I think I might try to assemble all the information I can find about the fossil contents of the various layers that are used for evidence of evolutionary progression, whereas all they really show is the accidental collection of living things along with sediments in the Flood waters. This can probably be shown pretty well but it would take quite a bit of work.



Now I'm hearing that back at my blog I revert to my old ways which they think get cured or at least modified while I'm at EvC. It's true that when they keep insisting on a particular idea I accommodate at least to their language, but if there's more to it than that I'd have to go review those other threads which isn't on my schedule at the moment.

What comes to mind is the lengthy discussion about whether the Geologic Time Scale has come to an end as I was saying it obviously has, or the Geologic Column. They kept insisting that as long as sedimentary deposition is continuing anywhere that's the continuation of the Geologic Time Scale, even if the deposition is not on anywhere near the same geographic scale -- covering whole continents -- and not anywhere near the same locations -- now at the bottom of the sea or willy-nilly here and there and so on. So basically they've defined away my argument. Which of course is still convincing to me so I'll continue to state it from time to time.

They also argue that there is evidence of volcanic activity lower in the column than I'd seen before, and that may be the case, but the only actual evidence of that is a typed sheet that indicates "tuff" in two locations in the Grand Canyon, in the Muav formation, no photos, no other references. Still it may be true. Other evidence they supplied of volcanic activity during the laying down of the column occurs at the very top, indicating, on the Flood model, that it occurred in the last stages of the Flood. Someone produced a picture that at first looked like an actual layer of magma between layers but it turned out that the whole formation was volcanic so it wasn't a volcanic layer between sedimentary layers, which is the same situation with the evidence they produced from Ascension Island. And there is still the Cardenas layer at the base of the Grand Canyon which they insist is an actual layer and not a sill because of the way the edges interact with the sediment on either side. But I still have questions about that since a layer that formed at the surface and then hardened before the next sedimentary layer was laid down just wouldn't be straight and flat like that is. Lava is pretty lumpy stuff at the surface of the earth. But it's a question, not a definite opinion yet.
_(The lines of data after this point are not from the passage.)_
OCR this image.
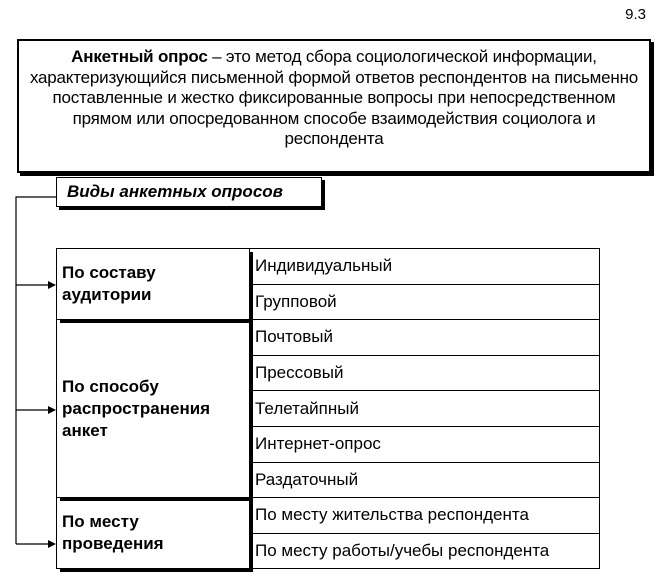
9.3
Анкетный опрос – это метод сбора социологической информации, характеризующийся письменной формой ответов респондентов на письменно поставленные и жестко фиксированные вопросы при непосредственном прямом или опосредованном способе взаимодействия социолога и респондента
Виды анкетных опросов
По составу аудитории	Индивидуальный
	Групповой
По способу распространения анкет	Почтовый
	Прессовый
	Телетайпный
	Интернет-опрос
	Раздаточный
По месту проведения	По месту жительства респондента
	По месту работы/учебы респондента
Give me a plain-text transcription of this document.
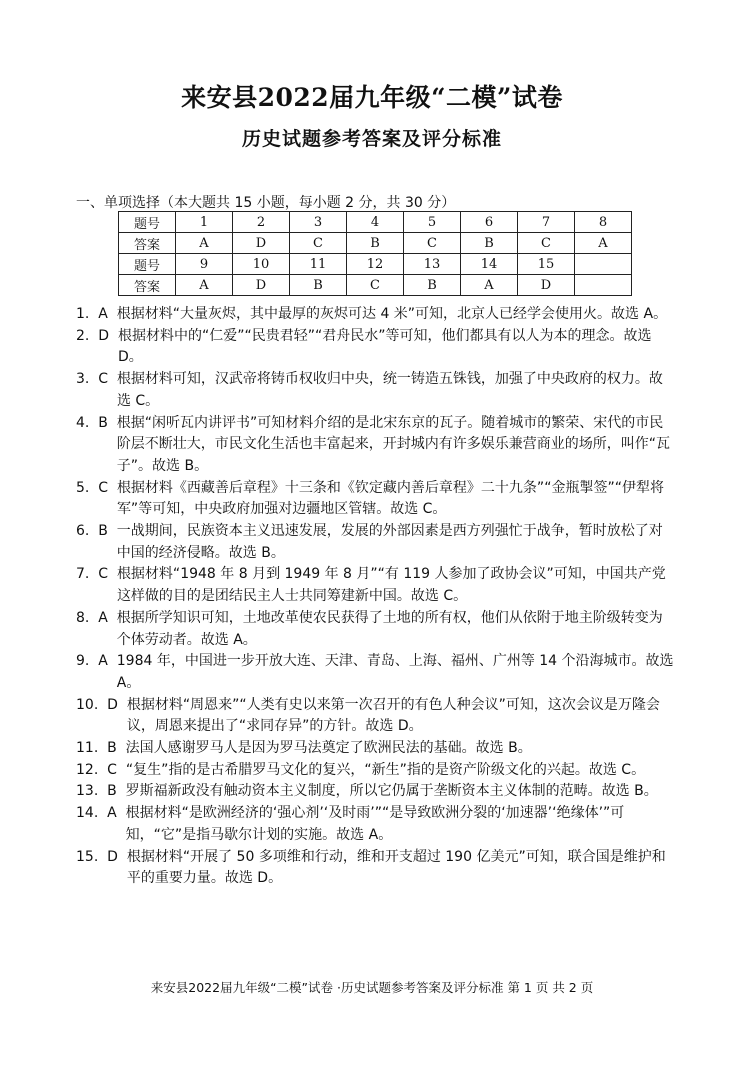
来安县2022届九年级“二模”试卷
历史试题参考答案及评分标准
一、单项选择（本大题共 15 小题，每小题 2 分，共 30 分）
题号	1	2	3	4	5	6	7	8
答案	A	D	C	B	C	B	C	A
题号	9	10	11	12	13	14	15	
答案	A	D	B	C	B	A	D	
1.  A 根据材料“大量灰烬，其中最厚的灰烬可达 4 米”可知，北京人已经学会使用火。故选 A。
2.  D 根据材料中的“仁爱”“民贵君轻”“君舟民水”等可知，他们都具有以人为本的理念。故选 D。
3.  C 根据材料可知，汉武帝将铸币权收归中央，统一铸造五铢钱，加强了中央政府的权力。故选 C。
4.  B 根据“闲听瓦内讲评书”可知材料介绍的是北宋东京的瓦子。随着城市的繁荣、宋代的市民阶层不断壮大，市民文化生活也丰富起来，开封城内有许多娱乐兼营商业的场所，叫作“瓦子”。故选 B。
5.  C 根据材料《西藏善后章程》十三条和《钦定藏内善后章程》二十九条”“金瓶掣签”“伊犁将军”等可知，中央政府加强对边疆地区管辖。故选 C。
6.  B 一战期间，民族资本主义迅速发展，发展的外部因素是西方列强忙于战争，暂时放松了对中国的经济侵略。故选 B。
7.  C 根据材料“1948 年 8 月到 1949 年 8 月”“有 119 人参加了政协会议”可知，中国共产党这样做的目的是团结民主人士共同筹建新中国。故选 C。
8.  A 根据所学知识可知，土地改革使农民获得了土地的所有权，他们从依附于地主阶级转变为个体劳动者。故选 A。
9.  A 1984 年，中国进一步开放大连、天津、青岛、上海、福州、广州等 14 个沿海城市。故选 A。
10.  D 根据材料“周恩来”“人类有史以来第一次召开的有色人种会议”可知，这次会议是万隆会议，周恩来提出了“求同存异”的方针。故选 D。
11.  B 法国人感谢罗马人是因为罗马法奠定了欧洲民法的基础。故选 B。
12.  C “复生”指的是古希腊罗马文化的复兴，“新生”指的是资产阶级文化的兴起。故选 C。
13.  B 罗斯福新政没有触动资本主义制度，所以它仍属于垄断资本主义体制的范畴。故选 B。
14.  A 根据材料“是欧洲经济的‘强心剂’‘及时雨’”“是导致欧洲分裂的‘加速器’‘绝缘体’”可知，“它”是指马歇尔计划的实施。故选 A。
15.  D 根据材料“开展了 50 多项维和行动，维和开支超过 190 亿美元”可知，联合国是维护和平的重要力量。故选 D。
来安县2022届九年级“二模”试卷 ·历史试题参考答案及评分标准 第 1 页 共 2 页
They also insist that just because faults don't penetrate through all the layers of a given geologic column / stack of strata, that is evidence that the layers were not already in place when the faults occurred, and I'm definitely skeptical of that. It's a lack of evidence, not positive evidence. And other cross sections are similarly subject to interpretation, so all that remains inconclusive.

Still looks to me like the strata are good evidence for the Flood.